Play Mode

Play Mode runs your game's simulation against the current scene inside the Scene View, so you can iterate without doing a full build-and-run. Press Play and your scripts start updating live; press Stop and the scene snaps back exactly as it was.


The toolbar

The play controls sit in the centre of the main menu bar, alongside a live FPS readout while running:

Control Effect
Play Enter Play mode and run the current scene
Play First Scene Run the project's configured first scene (Project Settings → first scene), regardless of which scene is open. The editor scene is restored on Stop.
Pause Freeze the simulation (the scene stays on screen)
Resume Continue a paused simulation
Step While paused, advance exactly one update frame
Stop End the simulation and restore the edit-time scene

Ctrl+P toggles Play ⇄ Stop.

While playing, the viewport draws a coloured border — orange when playing, blue when paused.

What runs

Your component scripts run their normal lifecycle and update exactly as they would in a shipped game: awakeenablestart on Play, update every frame, disabledestroy on Stop. The same engine.Frame context (time, input, transform, objects, services) is injected, so a component behaves identically in Play and in a build.

Input

Keyboard and mouse go to the game while playing. Every Input Actions asset in your project is applied at Play start, so action-based scripts (like the example FreeflyCamera — hold the right mouse button to look, WASD to move) work straight away.

State is never polluted

Play mode runs on its own copy of the scene. Anything the simulation does — moving objects, spawning, mutating fields — happens to that copy, never to the scene you're editing. Stop restores the pre-play state exactly, so you can play, experiment, and stop without ever saving accidental changes.

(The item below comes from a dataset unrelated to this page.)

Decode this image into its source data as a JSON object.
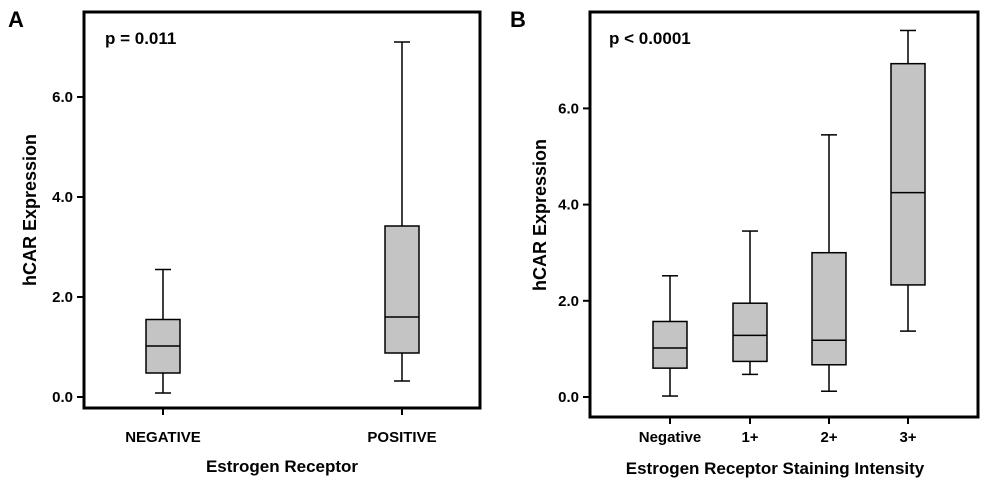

How it works (under the hood)

Because your scripts are compiled .zig files, Play compiles them — with the engine — into a small play library that the editor loads and steps in process, rendering the live scene into the viewport. The library is rebuilt only when you change a script, so repeated Play presses are instant. The first Play after a script edit pays a quick compile.

For the full design and the in-process-vs-subprocess trade-offs, see the docs/plans/play-mode.md design note in the engine repository.